Of course, our Constitution does have a First Amendment that guarantees the free exercise of religion, but there are real questions as to where free exercise begins and government regulation ends.  The Supreme Court will consider one area of limitation when it hears oral arguments this Wednesday (October 5th) in the Hosanna-Tabor case, about which I blogged a few months ago.

At issue here is the scope of the ministerial exception from otherwise generally applicable laws, an exemption carved out by courts in recognition of the Free Exercise clause.  If governments can supervise and second-guess the terms on which churches and other religious organizations employ their ministers (or those who exercise ministerial functions), and if governments can decide who does and does not qualify as a minister, then religious freedom has been very seriously abridged.

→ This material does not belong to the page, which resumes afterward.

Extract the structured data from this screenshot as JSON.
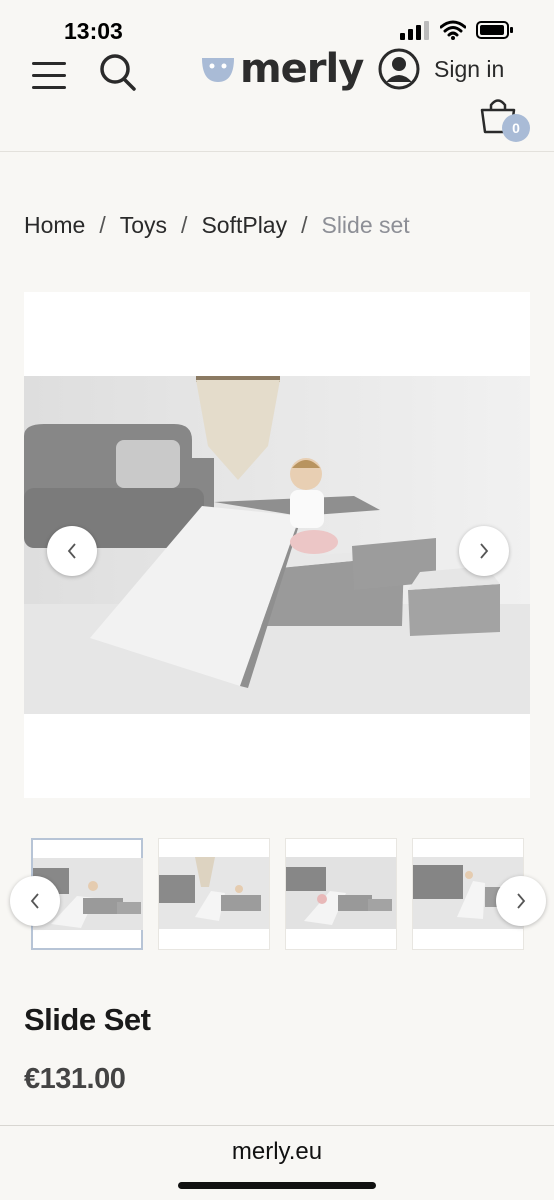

Particularly troubling in this context is the position taken by the Obama Administration, which argues, against the position taken by virtually every major religious denomination, that, in the words of one scholar, “there is no general ministerial exception.”  As he puts it, ”the Administration takes a position more hostile to religious freedom than the ACLU and Americans United for Separation of Church and State, which acknowledge the ministerial exception in their amicus brief but argue that it should not apply to cases in which the alleged discrimination or retaliation is unrelated to religion.”  The Obama Administration seems to think that the freedom of religious organizations is adequately protected by our associational rights under the First Amendment.  Religion, in other words, is not special, but merely a form of association.  And associations are subject to all sorts of governmental regulation.

In conclusion, I’ll again quote the aforementioned scholar, law professor Michael Moreland:

[I]nstead of a constitutional limitation on the power of the state to interfere in the ministerial employment decisions of religious bodies and rooted in nine centuries of Western political theory, the Administration’s view implies that such freedom–in those rare instances where it exists at all–is merely the provisional outcome of weighing the state’s anti-discrimination interest against a religious institution’s right to expressive association.